As I’ve already suggested, this rationale ultimately has to be addressed within the historical rationale as well. There, the question becomes whether women’s writing of drama is representative of anything distinct that must be accounted for. Here, elements of dramaturgy (central female characters given new agency, for example) and of thematic focus (the problematics of marriage, women’s filial obligations, social pressure toward respectability) provide the main reasons for studying the history of women’s drama. Of course, these elements may either be seen as essentially different from other drama for reasons of women’s fundamental differences in interests from men’s, or as primarily a market niche that women dramatists occupied. The primary dilemma for this rationale is that convenience sampling of women’s drama overall may be the only way to claim an essential difference. Considering only women's plays that differ from the main body of a period’s drama seems a good way to ensure minority status that is both misleading and limiting to fuller consideration of the plays.

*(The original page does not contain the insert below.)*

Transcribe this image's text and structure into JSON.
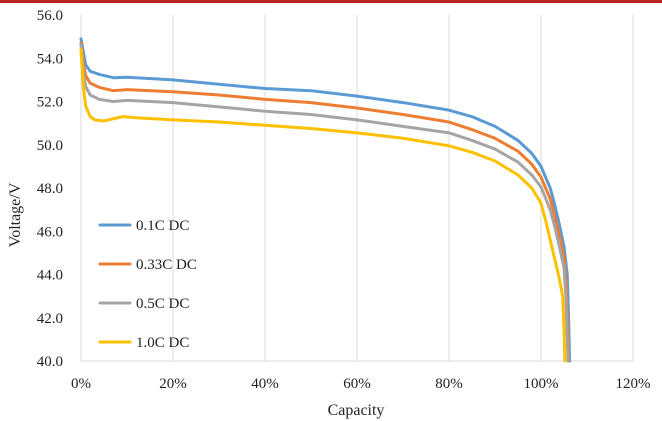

For its value in troubling existing aesthetics and histories

I’ve saved this one for last because it seems to me most compelling. When we look closely at the plays of women dramatists and at their careers as writers, we are often forced to see the complex interplay between dramatic writer and historical situation in new ways. Sidestepping the sociology of dramatic authorship no longer makes sense—and we begin to wonder whether it ever did. Our current ideas about how art treats some of the themes familiar to us—love, tragedy, economic struggles, etc.—are often turned around. For instance, we may leave to doubt whether any love story can confidently be taken as representational of a particular persona’s situation rather than as a structural device for examining identity, desire, and social priorities within the rigors of an art form centered on enactment rather than reflection.

This last rationale seems to me most appealing when we talk about marriage comedies of playwrights such as Centlivre, Cowley, and Inchbald since our own insistence on love as a personal emotion and set of choices seems problematized when characters’ personal actions in sorting out love matters test our credulity at the same time they might make some wonder, “Why doesn’t she just…?” or “Her actions seem rather tortuous and tangled.” While we can certainly choose to see the actions of the plays as less authentic and real than our own (aren’t they?), we might also scent the ways that our own beliefs in the personal directness of love, achievement, and ethical character might be a bit less inevitable were we to look at them in their full context of actions over a lifetime. Plays by women often create this trouble closest to home.

H: Raise questions for students about how and why our teaching, curriculum, and research choose their focuses, define and pursue their purposes, and determine their successes or failures.

W: There is a certain tyranny in looking mainly forward in our humanities scholarship. Wait, how can I say that we mainly look forward? After all, isn’t our curriculum mostly about the past? In a way, we are never more neglectful of the past and how we constantly remake it than when we naturalize our work with cultural materials from the past that our scholarly and teaching practices remake. As we pursue our professions through working with the materials of earlier periods, we sometimes fail to ask, “Why these plays, these pedagogies, this curriculum?” Of course, it is not possible to remain perpetually meta-aware of the premises of our teaching and research, but returning again and again to the questions “How?” and “Why?” helps to keep us honest, alive to the possibilities of the past, and sensitive to the work our teaching and scholarship does today.